30 марта 1913 года от имени начальника школы Селевкийской Германа II и собрания богословов-преподавателей был послан на Афон отзыв Халкинской богословской школы об учении имябожников, в котором они вскрыли их заблуждение, ересь и отступление от православного подвижничества, а также отметили, что «возлюбившие пустынное и спокойное житие и просвещаемые светом истины должны воздерживаться от споров, насилия, опасных изысканий и проводить жизнь в духе любви».

Вселенский патриарх Герман послал вторую грамоту (№ 2206 от 5 апреля 1913 года) на Афон, в которой разбирались заблуждения и превратные толкования, хульные злословия и ересь, явившиеся в Андреевском скиту.

В том же 1913 году появилось большое послание Святейшего Всероссийского Синода по поводу новоявленного учения книги «На горах Кавказа». В этом послании давалось объяснение веры Православной, веры отеческой и апостольской, призывалось совершать молебные пения об обращении заблудших. «Апология» Булатовича и все книги и листки, написанные в защиту нового учения, должны быть объявлены осужденными Церковью и изъяты.

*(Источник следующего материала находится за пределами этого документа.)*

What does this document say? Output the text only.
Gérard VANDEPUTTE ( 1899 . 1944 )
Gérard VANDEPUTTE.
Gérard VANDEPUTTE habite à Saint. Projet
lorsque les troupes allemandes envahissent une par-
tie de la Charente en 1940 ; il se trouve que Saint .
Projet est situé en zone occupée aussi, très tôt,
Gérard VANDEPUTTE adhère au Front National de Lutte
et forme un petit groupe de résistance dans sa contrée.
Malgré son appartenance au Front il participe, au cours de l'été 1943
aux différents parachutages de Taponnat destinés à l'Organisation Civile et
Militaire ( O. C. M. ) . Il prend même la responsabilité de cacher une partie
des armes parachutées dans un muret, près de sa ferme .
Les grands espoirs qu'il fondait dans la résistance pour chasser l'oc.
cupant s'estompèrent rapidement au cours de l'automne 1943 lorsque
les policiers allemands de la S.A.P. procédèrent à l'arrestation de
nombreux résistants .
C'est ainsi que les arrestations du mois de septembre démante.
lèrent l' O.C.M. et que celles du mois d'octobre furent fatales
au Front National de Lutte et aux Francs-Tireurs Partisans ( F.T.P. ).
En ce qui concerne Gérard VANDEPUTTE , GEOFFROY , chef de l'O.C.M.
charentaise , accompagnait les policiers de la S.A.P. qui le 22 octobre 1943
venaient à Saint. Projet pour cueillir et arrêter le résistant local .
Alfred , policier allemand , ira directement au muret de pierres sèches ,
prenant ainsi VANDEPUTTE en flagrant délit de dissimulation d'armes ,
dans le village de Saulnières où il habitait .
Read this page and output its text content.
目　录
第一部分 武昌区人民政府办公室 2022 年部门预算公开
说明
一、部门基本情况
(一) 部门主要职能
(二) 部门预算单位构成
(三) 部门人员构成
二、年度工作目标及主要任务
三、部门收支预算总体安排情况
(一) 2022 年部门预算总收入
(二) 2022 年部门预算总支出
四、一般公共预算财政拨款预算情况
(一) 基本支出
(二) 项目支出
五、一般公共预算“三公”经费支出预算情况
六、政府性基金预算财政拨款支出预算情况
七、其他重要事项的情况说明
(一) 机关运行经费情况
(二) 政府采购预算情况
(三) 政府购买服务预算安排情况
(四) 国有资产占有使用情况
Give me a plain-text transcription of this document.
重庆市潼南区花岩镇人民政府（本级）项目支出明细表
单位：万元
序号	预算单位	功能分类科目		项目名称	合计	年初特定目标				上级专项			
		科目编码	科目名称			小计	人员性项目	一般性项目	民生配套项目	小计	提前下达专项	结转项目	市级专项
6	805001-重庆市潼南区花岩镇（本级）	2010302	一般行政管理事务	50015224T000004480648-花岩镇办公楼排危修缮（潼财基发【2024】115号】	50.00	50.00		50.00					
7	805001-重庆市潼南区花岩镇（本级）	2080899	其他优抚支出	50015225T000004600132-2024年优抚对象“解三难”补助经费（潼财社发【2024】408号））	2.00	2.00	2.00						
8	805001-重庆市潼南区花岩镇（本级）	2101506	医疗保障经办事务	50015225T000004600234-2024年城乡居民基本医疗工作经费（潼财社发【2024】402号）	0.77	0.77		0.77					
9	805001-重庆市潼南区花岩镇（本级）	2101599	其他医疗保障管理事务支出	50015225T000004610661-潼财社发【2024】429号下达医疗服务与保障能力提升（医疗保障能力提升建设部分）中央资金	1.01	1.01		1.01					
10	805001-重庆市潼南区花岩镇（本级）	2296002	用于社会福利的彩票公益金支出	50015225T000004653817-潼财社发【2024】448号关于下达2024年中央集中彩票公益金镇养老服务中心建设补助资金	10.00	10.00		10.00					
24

Интересен акт заседания Кинота (совета всех настоятелей афонских монастырей) как суд афонских старцев над имябожниками: «В Карее в среду 31 июля в 9 часов утра 1913 спасительного года наш Священный Кинот рассмотрел о мероприятиях на еретиков – русских монашествующих, высланных из Афона, и решил не возвращать их на святое место, дабы не нарушалась тишина Святой Горы».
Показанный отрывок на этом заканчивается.